14 tabs. Before the long weekend for the 4th of July, I had 14 tabs open on my Mac. Surprisingly, this was actually on the lower end. When researching an important subject for work, or browsing due to late-night curiosity, some end up having dozens of tabs open at the same time across multiple windows and browsers. It can get overwhelming, and even more so if the computer crashes in the middle of browsing. Tthe onset anxiety that comes from trying to find that one tab through different means of recovery becomes daunting. Saad Syed and his team at Flow have come with a solution that makes saving tabs and configurations easy.
What is Flow? Flow helps you be intentional with your time by saving browser tabs to context-separated workspaces. With Flow, your browser’s new tab page turns into a launchpad for your various projects, hobbies, and interests. Save and switch between different workspaces with just a click.
Flow has gone through multiple pivots and tackled multiple customer segments since going through YCombinator(‘19). They started off with a chatting “discord” type product and then moved to tab management after realizing the communication tool market became saturated. Their most recent pivot led them from being a tab management tool for work/life balance (by helping customers separate their work tabs from personal tabs), to a tab management and workspace management tool. With the onset of COVID, most of the population worldwide started elevating their computer and technology use and were online more often than before. With Work-From-Home Policies(WFH) and the rise in online gig-work. The internet usage went up (50-70%) and with it, the number of tabs. For example with online school, teachers and students often had multiple screens and tabs open at once and it was difficult to manage projects. The Flow team took heed to their customers through numerous interviews and catered their product to their needs by making it easy for them to launch into their projects and side hobbies through launching them through their app. Furthermore, the Flow app aims to ease a user’s anxiety by collapsing the tabs they may not need at the moment, but saving them if they have a fear of losing them.

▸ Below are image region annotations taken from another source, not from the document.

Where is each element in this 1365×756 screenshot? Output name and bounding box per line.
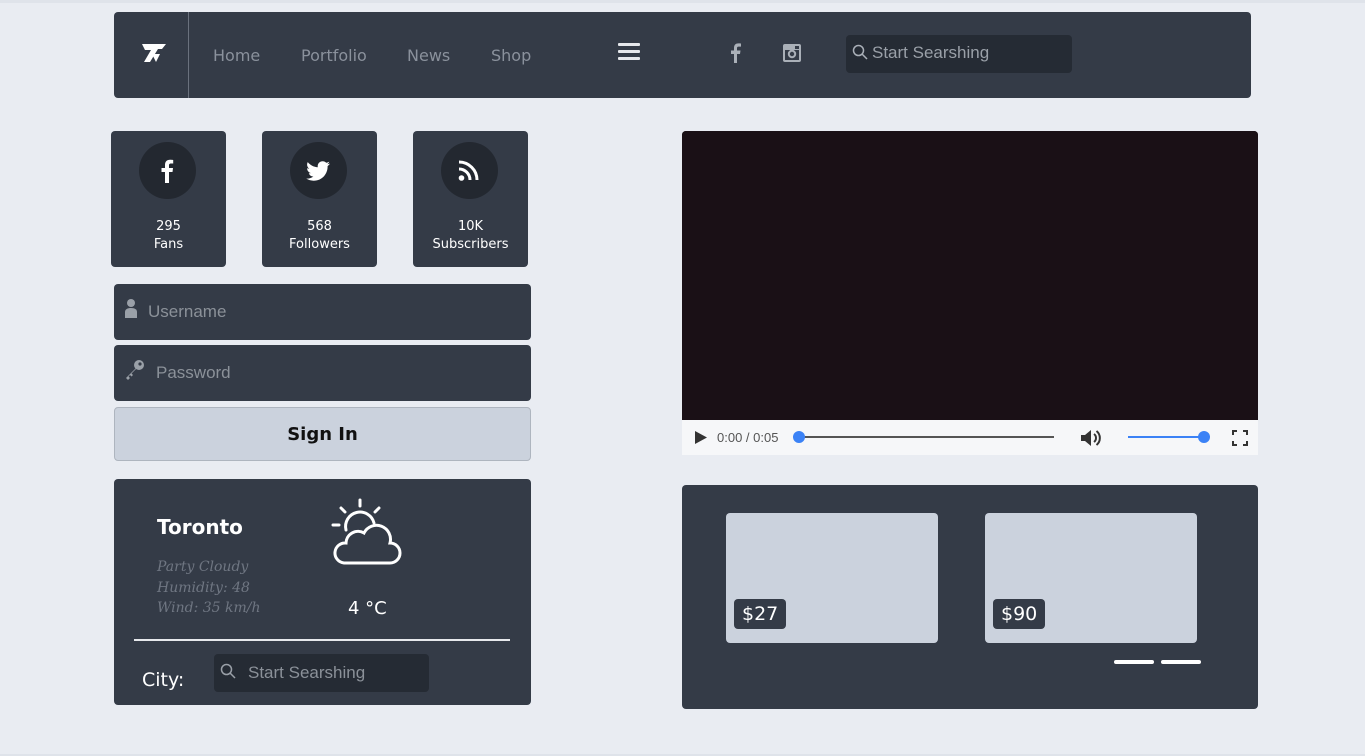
video-time: 0:00 / 0:05 (717, 430, 779, 445)
stat-label: Followers (289, 237, 350, 252)
icon-circle (441, 142, 498, 199)
password-field (114, 345, 531, 401)
video-controls: 0:00 / 0:05 (682, 420, 1258, 455)
fullscreen-icon[interactable] (1232, 430, 1248, 446)
nav-link-news[interactable]: News (407, 46, 450, 65)
sign-in-button[interactable]: Sign In (114, 407, 531, 461)
search-icon (220, 663, 236, 679)
page: Home Portfolio News Shop Start Searshing… (0, 0, 1365, 756)
volume-handle[interactable] (1198, 431, 1210, 443)
weather-temperature: 4 °C (348, 598, 387, 619)
product-price: $27 (734, 599, 787, 629)
username-field (114, 284, 531, 340)
twitter-icon (306, 161, 330, 181)
video-progress-bar[interactable] (793, 431, 1054, 443)
volume-slider[interactable] (1128, 431, 1210, 443)
partly-cloudy-icon (331, 498, 402, 565)
product-card[interactable]: $90 (985, 513, 1197, 643)
carousel-indicator[interactable] (1114, 660, 1154, 664)
progress-handle[interactable] (793, 431, 805, 443)
play-icon[interactable] (694, 430, 708, 445)
logo-icon[interactable] (140, 42, 168, 64)
volume-icon[interactable] (1080, 428, 1102, 448)
hamburger-menu-icon[interactable] (618, 43, 640, 61)
video-screen[interactable] (682, 131, 1258, 420)
video-player[interactable]: 0:00 / 0:05 (682, 131, 1258, 455)
twitter-stat-card[interactable]: 568 Followers (262, 131, 377, 267)
weather-condition: Party Cloudy (157, 559, 249, 575)
facebook-icon (161, 159, 174, 183)
carousel-indicator[interactable] (1161, 660, 1201, 664)
stat-label: Subscribers (432, 237, 509, 252)
city-label: City: (142, 669, 185, 691)
city-search-input[interactable] (248, 662, 418, 684)
icon-circle (290, 142, 347, 199)
product-price: $90 (993, 599, 1046, 629)
key-icon (126, 360, 144, 380)
city-search-box (214, 654, 429, 692)
user-icon (125, 299, 137, 318)
nav-search-box (846, 35, 1072, 73)
product-card[interactable]: $27 (726, 513, 938, 643)
instagram-icon[interactable] (782, 42, 802, 64)
rss-stat-card[interactable]: 10K Subscribers (413, 131, 528, 267)
nav-link-home[interactable]: Home (213, 46, 260, 65)
nav-search-input[interactable] (872, 42, 1062, 64)
password-input[interactable] (156, 361, 516, 385)
top-navbar: Home Portfolio News Shop (114, 12, 1251, 98)
weather-city: Toronto (157, 515, 243, 539)
nav-divider (188, 12, 189, 98)
icon-circle (139, 142, 196, 199)
weather-humidity: Humidity: 48 (157, 580, 250, 596)
nav-link-shop[interactable]: Shop (491, 46, 531, 65)
nav-link-portfolio[interactable]: Portfolio (301, 46, 367, 65)
search-icon (852, 44, 868, 60)
username-input[interactable] (148, 300, 508, 324)
rss-icon (458, 160, 479, 181)
facebook-stat-card[interactable]: 295 Fans (111, 131, 226, 267)
product-carousel: $27 $90 (682, 485, 1258, 709)
weather-divider (134, 639, 510, 641)
stat-label: Fans (153, 237, 184, 252)
weather-wind: Wind: 35 km/h (157, 600, 261, 616)
facebook-icon[interactable] (726, 42, 746, 64)
stat-count: 10K (457, 219, 484, 234)
stat-count: 568 (307, 219, 332, 234)
weather-widget: Toronto Party Cloudy Humidity: 48 Wind: … (114, 479, 531, 705)
stat-count: 295 (156, 219, 181, 234)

What gives Flow the edge? Most blue-collared jobs provide or recommend a dual-screen monitor set up for ergonomics and work efficiency. Flow allows customers to save their work configurations (including split-screen set-ups). This makes it easier for users to pick up right where they left off and allows them to customize their browser layouts. Additionally, tabs and configurations are backed up constantly and features are automated.
What was the shining lean strategy throughout their product and business evolution? Saad appreciates the encouragement of “doing things that don’t scale” early on in the business from Y Combinator. This is against the norm in traditional business frameworks in tech, but this lean strategy helped Flow since they started operating at a smaller level. They directly talked to customers using their product to understand their pain points and did a lot of usability UI/UX testing in the early stages. Constant interviews and conversations fed into their product prioritization and timeline. Though YC was a little over 2 years ago, the team constantly uses these strategies to find the best product-market fit.